On Nov. 15 reports emerged that Snap, the parent of Snapchat, had filed for an initial public offering that could value the company at as much as $25 billion. Days later, Instagram unveiled a new feature for disappearing photos and videos that puts it squarely in competition with Snapchat.
So goes the escalating battle between the two apps as they each seek to own the time and attention of internet-connected, mobile-phone-obsessed young people. Six-year-old Instagram, which sold to Facebook for $1 billion in 2012, has seen an astounding few years of growth, reporting in June that it has 500 million monthly users and 300 million daily users. Snapchat, which was released in 2011, meanwhile has captured buzz -- and 150 million daily users -- through its focus on ephemerality.
But both companies appear acutely aware of the competition. In July, Snapchat introduced a new feature for saving and reposting old photos, something that's always been easy on Instagram. One month later, Instagram responded with its take on Snapchat's Stories format. Below, The Hollywood Reporter takes a look at how the apps have mimicked each other as the social media arms race heats up.
In July, Snap CEO Evan Spiegel, 26, took a page out of the playbook of more permanent photo-sharing apps like Instagram and unveiled Memories, which allows users to save and share old snaps.
Kevin Systrom, 32, launched Instagram in 2010 as a place to share photos. Now, after selling to Facebook for $1 billion in 2012, daily active users have hit 300 million.
Snapchat took its first step away from its core ephemeral messages with the 2013 launch of Stories, a string of semi-public photos and videos.
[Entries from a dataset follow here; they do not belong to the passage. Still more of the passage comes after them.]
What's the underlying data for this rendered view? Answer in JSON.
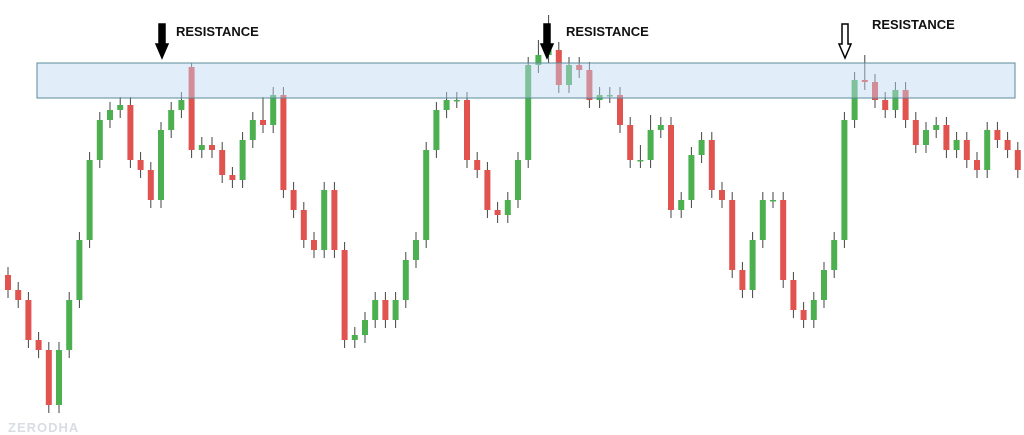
{
  "chart_data": {
    "type": "candlestick",
    "up_color": "#4cb050",
    "down_color": "#e0534f",
    "ylim": [
      0,
      435
    ],
    "open": [
      160,
      145,
      135,
      95,
      85,
      30,
      85,
      135,
      195,
      275,
      315,
      325,
      330,
      275,
      265,
      235,
      305,
      325,
      368,
      285,
      290,
      285,
      260,
      255,
      295,
      315,
      310,
      340,
      245,
      225,
      195,
      185,
      245,
      185,
      95,
      100,
      115,
      135,
      115,
      135,
      175,
      195,
      285,
      325,
      335,
      335,
      275,
      265,
      225,
      220,
      235,
      275,
      370,
      380,
      385,
      350,
      370,
      365,
      335,
      340,
      340,
      310,
      275,
      275,
      305,
      310,
      225,
      235,
      280,
      295,
      245,
      235,
      165,
      145,
      195,
      235,
      235,
      155,
      125,
      115,
      135,
      165,
      195,
      315,
      355,
      353,
      335,
      325,
      345,
      315,
      290,
      305,
      310,
      285,
      295,
      275,
      265,
      305,
      295,
      285
    ],
    "high": [
      168,
      153,
      143,
      103,
      93,
      93,
      143,
      203,
      283,
      323,
      333,
      338,
      338,
      283,
      273,
      313,
      333,
      343,
      372,
      298,
      298,
      293,
      268,
      303,
      323,
      338,
      348,
      348,
      253,
      233,
      203,
      253,
      253,
      193,
      108,
      123,
      143,
      143,
      143,
      183,
      203,
      293,
      333,
      343,
      343,
      343,
      283,
      273,
      233,
      243,
      283,
      378,
      395,
      420,
      393,
      378,
      378,
      373,
      348,
      348,
      348,
      318,
      290,
      320,
      318,
      318,
      243,
      288,
      303,
      303,
      253,
      243,
      173,
      203,
      243,
      243,
      243,
      163,
      133,
      143,
      173,
      203,
      323,
      363,
      380,
      361,
      343,
      353,
      353,
      323,
      313,
      318,
      318,
      303,
      303,
      283,
      313,
      313,
      303,
      293
    ],
    "low": [
      137,
      127,
      87,
      77,
      22,
      22,
      77,
      127,
      187,
      267,
      307,
      317,
      267,
      257,
      227,
      227,
      297,
      317,
      277,
      277,
      277,
      252,
      247,
      247,
      287,
      302,
      302,
      237,
      217,
      187,
      177,
      177,
      177,
      87,
      87,
      92,
      107,
      107,
      107,
      127,
      167,
      187,
      277,
      317,
      327,
      267,
      257,
      217,
      212,
      212,
      227,
      267,
      362,
      372,
      342,
      342,
      357,
      327,
      327,
      332,
      302,
      267,
      267,
      267,
      297,
      217,
      217,
      227,
      272,
      237,
      227,
      157,
      137,
      137,
      187,
      227,
      147,
      117,
      107,
      107,
      127,
      157,
      187,
      307,
      345,
      327,
      317,
      317,
      307,
      282,
      282,
      297,
      277,
      277,
      267,
      257,
      257,
      287,
      277,
      257
    ],
    "close": [
      145,
      135,
      95,
      85,
      30,
      85,
      135,
      195,
      275,
      315,
      325,
      330,
      275,
      265,
      235,
      305,
      325,
      335,
      285,
      290,
      285,
      260,
      255,
      295,
      315,
      310,
      340,
      245,
      225,
      195,
      185,
      245,
      185,
      95,
      100,
      115,
      135,
      115,
      135,
      175,
      195,
      285,
      325,
      335,
      335,
      275,
      265,
      225,
      220,
      235,
      275,
      370,
      380,
      385,
      350,
      370,
      365,
      335,
      340,
      340,
      310,
      275,
      275,
      305,
      310,
      225,
      235,
      280,
      295,
      245,
      235,
      165,
      145,
      195,
      235,
      235,
      155,
      125,
      115,
      135,
      165,
      195,
      315,
      355,
      353,
      335,
      325,
      345,
      315,
      290,
      305,
      310,
      285,
      295,
      275,
      265,
      305,
      295,
      285,
      265
    ],
    "resistance_zone": [
      337,
      372
    ],
    "annotations": [
      "RESISTANCE",
      "RESISTANCE",
      "RESISTANCE"
    ],
    "watermark": "ZERODHA"
  }
}
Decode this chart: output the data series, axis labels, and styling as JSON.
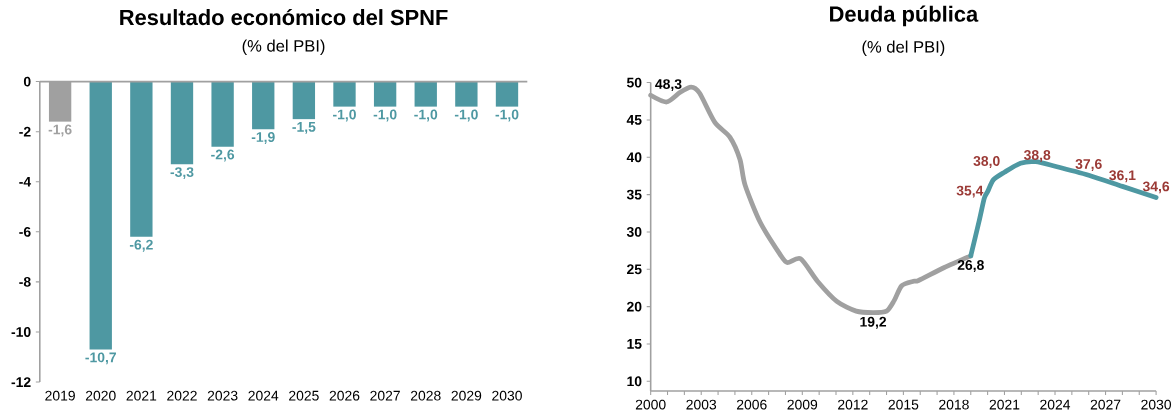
{
  "chart_data": [
    {
      "type": "bar",
      "title": "Resultado económico del SPNF",
      "subtitle": "(% del PBI)",
      "categories": [
        "2019",
        "2020",
        "2021",
        "2022",
        "2023",
        "2024",
        "2025",
        "2026",
        "2027",
        "2028",
        "2029",
        "2030"
      ],
      "values": [
        -1.6,
        -10.7,
        -6.2,
        -3.3,
        -2.6,
        -1.9,
        -1.5,
        -1.0,
        -1.0,
        -1.0,
        -1.0,
        -1.0
      ],
      "colors": [
        "#a0a0a0",
        "#4e98a2",
        "#4e98a2",
        "#4e98a2",
        "#4e98a2",
        "#4e98a2",
        "#4e98a2",
        "#4e98a2",
        "#4e98a2",
        "#4e98a2",
        "#4e98a2",
        "#4e98a2"
      ],
      "value_labels": [
        "-1,6",
        "-10,7",
        "-6,2",
        "-3,3",
        "-2,6",
        "-1,9",
        "-1,5",
        "-1,0",
        "-1,0",
        "-1,0",
        "-1,0",
        "-1,0"
      ],
      "ylim": [
        -12,
        0
      ],
      "yticks": [
        0,
        -2,
        -4,
        -6,
        -8,
        -10,
        -12
      ]
    },
    {
      "type": "line",
      "title": "Deuda pública",
      "subtitle": "(% del PBI)",
      "series": [
        {
          "color": "#a0a0a0",
          "x": [
            2000,
            2000.95,
            2001.75,
            2002.4,
            2002.9,
            2003.8,
            2004.7,
            2005.3,
            2005.6,
            2006.5,
            2007.65,
            2008.1,
            2008.9,
            2009.9,
            2011.05,
            2012.2,
            2013.2,
            2014.0,
            2014.45,
            2014.9,
            2015.6,
            2015.9,
            2017.4,
            2019
          ],
          "values": [
            48.3,
            47.4,
            48.7,
            49.4,
            48.6,
            44.7,
            42.7,
            39.7,
            36.3,
            31.3,
            27.1,
            25.9,
            26.4,
            23.4,
            20.7,
            19.4,
            19.2,
            19.4,
            20.8,
            22.8,
            23.4,
            23.5,
            25.2,
            26.8
          ]
        },
        {
          "color": "#4e98a2",
          "x": [
            2019,
            2019.5,
            2019.8,
            2020,
            2020.35,
            2021,
            2021.95,
            2022.85,
            2024,
            2026,
            2028,
            2030
          ],
          "values": [
            26.8,
            31.5,
            34.5,
            35.4,
            37.0,
            38.0,
            39.2,
            39.4,
            38.8,
            37.6,
            36.1,
            34.6
          ]
        }
      ],
      "annotations": [
        {
          "text": "48,3",
          "x": 2000,
          "y": 48.3
        },
        {
          "text": "19,2",
          "x": 2013.2,
          "y": 19.2
        },
        {
          "text": "26,8",
          "x": 2019,
          "y": 26.8
        },
        {
          "text": "35,4",
          "x": 2020,
          "y": 35.4
        },
        {
          "text": "38,0",
          "x": 2021,
          "y": 38.0
        },
        {
          "text": "38,8",
          "x": 2024,
          "y": 38.8
        },
        {
          "text": "37,6",
          "x": 2026,
          "y": 37.6
        },
        {
          "text": "36,1",
          "x": 2028,
          "y": 36.1
        },
        {
          "text": "34,6",
          "x": 2030,
          "y": 34.6
        }
      ],
      "xlim": [
        2000,
        2030
      ],
      "xticks": [
        2000,
        {
          "value": 2001,
          "label": null
        },
        {
          "value": 2002,
          "label": null
        },
        2003,
        {
          "value": 2004,
          "label": null
        },
        {
          "value": 2005,
          "label": null
        },
        2006,
        {
          "value": 2007,
          "label": null
        },
        {
          "value": 2008,
          "label": null
        },
        2009,
        {
          "value": 2010,
          "label": null
        },
        {
          "value": 2011,
          "label": null
        },
        2012,
        {
          "value": 2013,
          "label": null
        },
        {
          "value": 2014,
          "label": null
        },
        2015,
        {
          "value": 2016,
          "label": null
        },
        {
          "value": 2017,
          "label": null
        },
        2018,
        {
          "value": 2019,
          "label": null
        },
        {
          "value": 2020,
          "label": null
        },
        2021,
        {
          "value": 2022,
          "label": null
        },
        {
          "value": 2023,
          "label": null
        },
        2024,
        {
          "value": 2025,
          "label": null
        },
        {
          "value": 2026,
          "label": null
        },
        2027,
        {
          "value": 2028,
          "label": null
        },
        {
          "value": 2029,
          "label": null
        },
        2030
      ],
      "ylim": [
        8.7,
        50
      ],
      "yticks": [
        10,
        15,
        20,
        25,
        30,
        35,
        40,
        45,
        50
      ]
    }
  ]
}
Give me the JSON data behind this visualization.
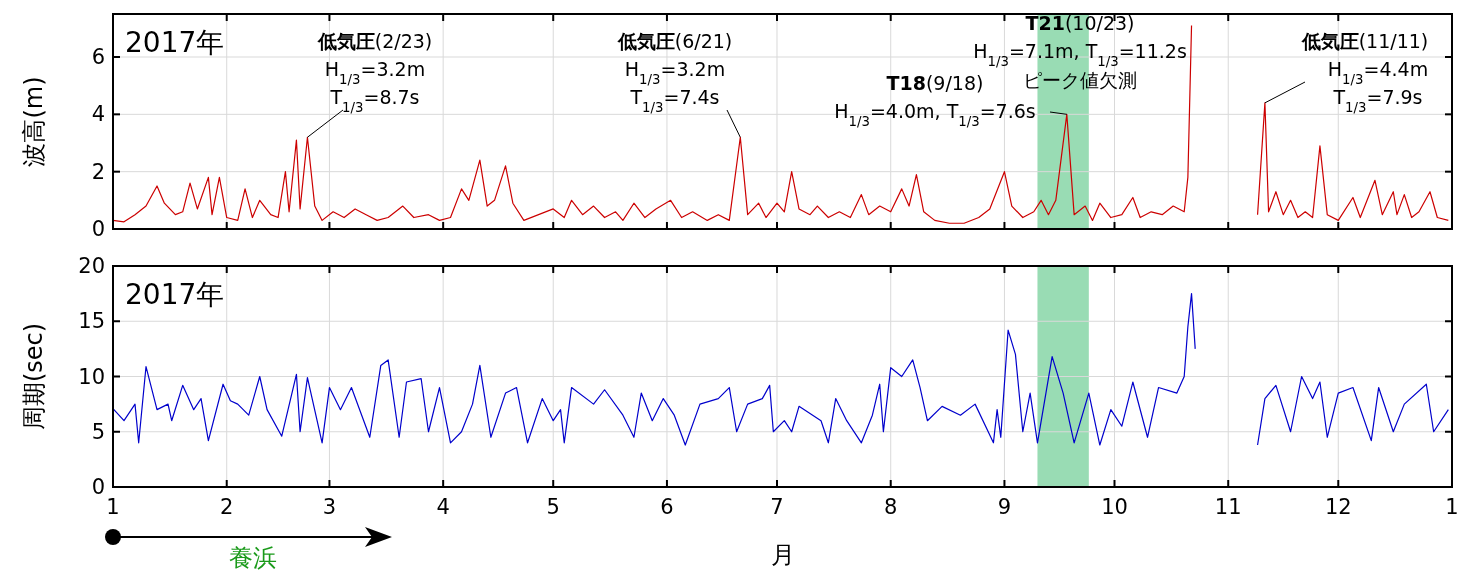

Instagram released its version of Stories in August, and after two months the feature hit 100 million daily users (two-thirds the size of Snapchat).
Snapchat's core product at launch in 2011 was an app for sending photos, and later videos, that disappear after being viewed. This feature has propelled the app to 150 million daily active users.
A late-November update took Instagram's emulation of Snapchat, which days before filed to go public, further with disappearing messages for Direct, similar to Snapchat's original feature.
Snapchat has experimented with live one-on-one video chats and with Stories for events that are happening live around the world, but the app has yet to respond to the live trend with a product of its own.